Touched by their simplicity, Emily fingered the blooms. He’d plucked a daffodil for her once before, when she was but a girl. And, oh, the scolding he’d received from his mother. She smiled, remembering it.
It hadn’t mattered then that he was an earl. He’d been the first boy she’d kissed, the one she’d fallen completely in love with. He had been everything to her.
And now? She didn’t know. A note of melancholy drifted over her, trouble encircling her spirits. She’d made such a mess of things.
Abruptly, she seized the large arrangement and threw the blooms onto the hearth. To encourage any other man was wrong. She’d been using Freddie to make Whitmore jealous, and that wasn’t fair.
Victoria began to fuss, so Emily picked her up and took her to Anna. The nursemaid opened her arms for the infant, and Victoria snuggled in, her eyes drooping shut. Emily’s heart caught at the sight of the baby.

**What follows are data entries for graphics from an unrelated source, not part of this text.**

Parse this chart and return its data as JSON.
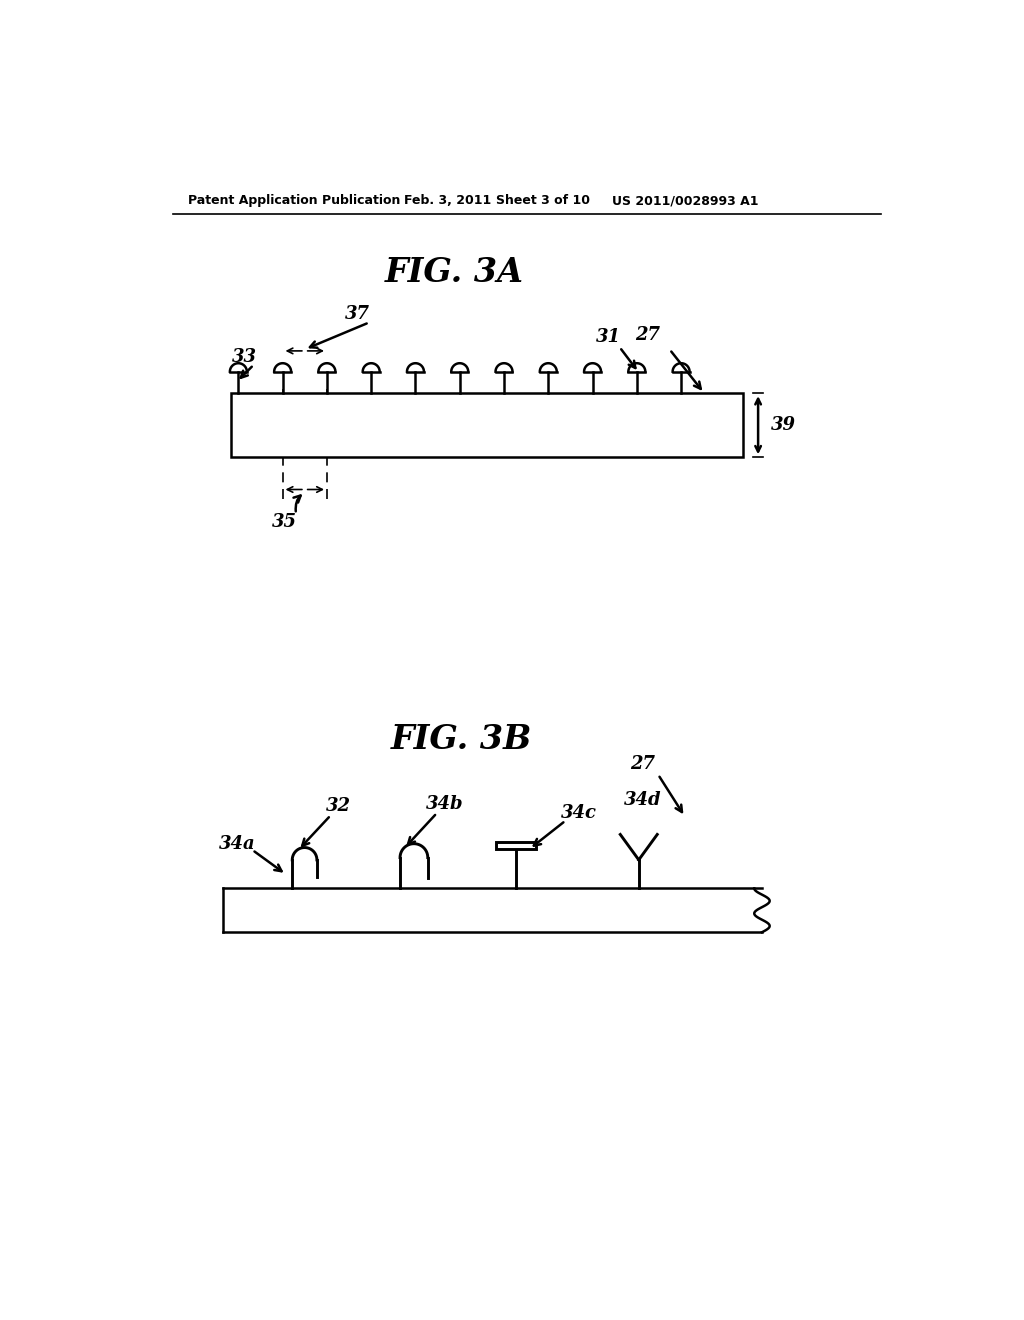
{
  "bg_color": "#ffffff",
  "header_text": "Patent Application Publication",
  "header_date": "Feb. 3, 2011",
  "header_sheet": "Sheet 3 of 10",
  "header_patent": "US 2011/0028993 A1",
  "fig3a_title": "FIG. 3A",
  "fig3b_title": "FIG. 3B",
  "line_color": "#000000"
}
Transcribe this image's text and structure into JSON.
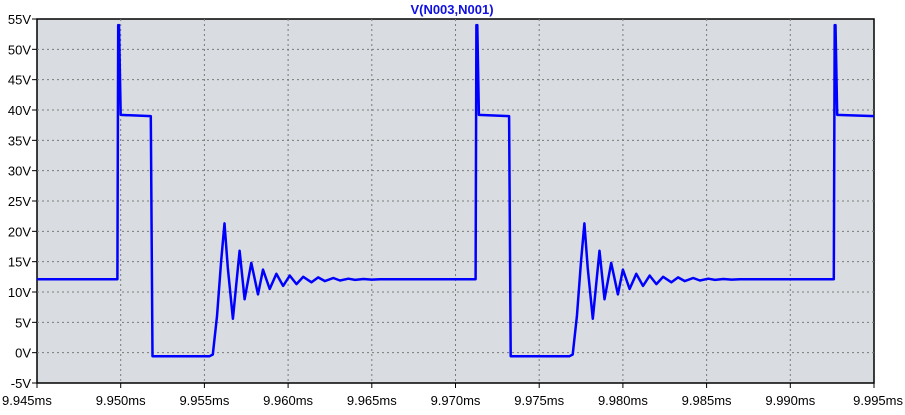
{
  "chart_data": {
    "type": "line",
    "title": "V(N003,N001)",
    "xlabel": "",
    "ylabel": "",
    "xlim": [
      9.945,
      9.995
    ],
    "ylim": [
      -5,
      55
    ],
    "x_unit": "ms",
    "y_unit": "V",
    "grid": true,
    "legend": "none",
    "colors": {
      "background": "#d9dde2",
      "frame": "#000000",
      "grid": "#7a7a7a",
      "trace": "#0000ff",
      "title": "#1010e0"
    },
    "x_ticks": [
      "9.945ms",
      "9.950ms",
      "9.955ms",
      "9.960ms",
      "9.965ms",
      "9.970ms",
      "9.975ms",
      "9.980ms",
      "9.985ms",
      "9.990ms",
      "9.995ms"
    ],
    "y_ticks": [
      "-5V",
      "0V",
      "5V",
      "10V",
      "15V",
      "20V",
      "25V",
      "30V",
      "35V",
      "40V",
      "45V",
      "50V",
      "55V"
    ],
    "series": [
      {
        "name": "V(N003,N001)",
        "x": [
          9.945,
          9.9497,
          9.9498,
          9.94985,
          9.9499,
          9.95,
          9.9518,
          9.9519,
          9.952,
          9.9553,
          9.9555,
          9.95575,
          9.956,
          9.9562,
          9.9564,
          9.9567,
          9.9571,
          9.9574,
          9.9578,
          9.9582,
          9.9585,
          9.9589,
          9.9593,
          9.9597,
          9.9601,
          9.9605,
          9.9609,
          9.9614,
          9.9618,
          9.9622,
          9.9627,
          9.9631,
          9.9636,
          9.964,
          9.9645,
          9.965,
          9.9655,
          9.966,
          9.9666,
          9.9672,
          9.9678,
          9.9684,
          9.969,
          9.9697,
          9.9704,
          9.971,
          9.9712,
          9.97125,
          9.9713,
          9.9714,
          9.9732,
          9.9733,
          9.9734,
          9.9768,
          9.977,
          9.97725,
          9.9775,
          9.9777,
          9.9779,
          9.9782,
          9.9786,
          9.9789,
          9.9793,
          9.9797,
          9.98,
          9.9804,
          9.9808,
          9.9812,
          9.9816,
          9.982,
          9.9824,
          9.9829,
          9.9833,
          9.9837,
          9.9842,
          9.9846,
          9.9851,
          9.9855,
          9.986,
          9.9865,
          9.987,
          9.9875,
          9.9881,
          9.9887,
          9.9893,
          9.9899,
          9.9905,
          9.9912,
          9.9919,
          9.9925,
          9.9926,
          9.99265,
          9.9927,
          9.9928,
          9.995
        ],
        "y": [
          12.1,
          12.1,
          12.1,
          54.0,
          54.0,
          39.2,
          39.0,
          -0.6,
          -0.6,
          -0.6,
          -0.3,
          6.0,
          15.0,
          21.3,
          14.0,
          5.6,
          16.8,
          8.8,
          14.8,
          9.6,
          13.7,
          10.5,
          13.0,
          11.0,
          12.7,
          11.3,
          12.5,
          11.6,
          12.4,
          11.8,
          12.3,
          11.9,
          12.2,
          12.0,
          12.15,
          12.05,
          12.1,
          12.1,
          12.1,
          12.1,
          12.1,
          12.1,
          12.1,
          12.1,
          12.1,
          12.1,
          12.1,
          54.0,
          54.0,
          39.2,
          39.0,
          -0.6,
          -0.6,
          -0.6,
          -0.3,
          6.0,
          15.0,
          21.3,
          14.0,
          5.6,
          16.8,
          8.8,
          14.8,
          9.6,
          13.7,
          10.5,
          13.0,
          11.0,
          12.7,
          11.3,
          12.5,
          11.6,
          12.4,
          11.8,
          12.3,
          11.9,
          12.2,
          12.0,
          12.15,
          12.05,
          12.1,
          12.1,
          12.1,
          12.1,
          12.1,
          12.1,
          12.1,
          12.1,
          12.1,
          12.1,
          12.1,
          54.0,
          54.0,
          39.2,
          39.0
        ]
      }
    ]
  }
}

Victoria and Royce were her children now. She would do anything for them.
Their futures rested on her shoulders, and she had to ensure that they were cared for. Her nerves wound tighter. What if the society gossips resurrected the past scandal? They would not have forgotten her father’s unspeakable death. She couldn’t bear it if those secrets were revealed.
The matrons would ply her with questions, questions she didn’t want to answer. She was desperately afraid of the glittering world so far beyond her reach.
Playful shouts of delight sounded from Royce’s room. When Emily reached the door, she peered inside. The room was in shambles. Her nephew had stripped his bedding from the mattress, and one sheet dangled from a sconce upon the wall, perilously close to the gaslight.
“Ahoy, matey!” Royce yelled as she walked inside. His ash-blond hair flopped across his shining brown eyes as he bounced on the bed. “I’m a pirate!”
“Are you?” She reached up to untie the sheet, which had served as a main sail. “Do not tie these to the gas lamps, sweeting. Else you’ll set fire to us all.”
A gleam of mischief crossed his face. “I could burn the house down. Then we’d be rid of the earl.”
“Royce, how dare you say such a thing?” she scolded. “Without the earl, we’d be out on the streets.”
“But I want to live on the streets,” Royce said, slashing his shoe toward Emily, as though it were a sword. “We could rob the rich and give to the poor,” he said. “We’d be outlaws like Robin Hood.”
“And where would you sleep at night?” she asked, taking the shoe away.
“I’d sleep in a tree, of course.”
“In the park?”
He bobbed his head again, falling backwards onto the bed, his arms and legs spread wide. Emily began picking up the tin soldiers where Royce had left them strewn about the room. One of the soldiers had numerous dents and barely resembled its original condition. She scooped the rest up and set them upon a desk.
The battered leather shoes suddenly caught her attention. Royce had used one as a sword while he wore new shoes made of fine leather.
“Where did you get these?” she asked.
“They were here this morning upon my trunk.” Royce snatched a pair of tin soldiers and began a mock fight. Then he paused a moment. “Didn’t you buy them?”
Emily shook her head.
“It must have been the elves,” Royce said, nodding. “Like“The Shoemaker and the Elves”.”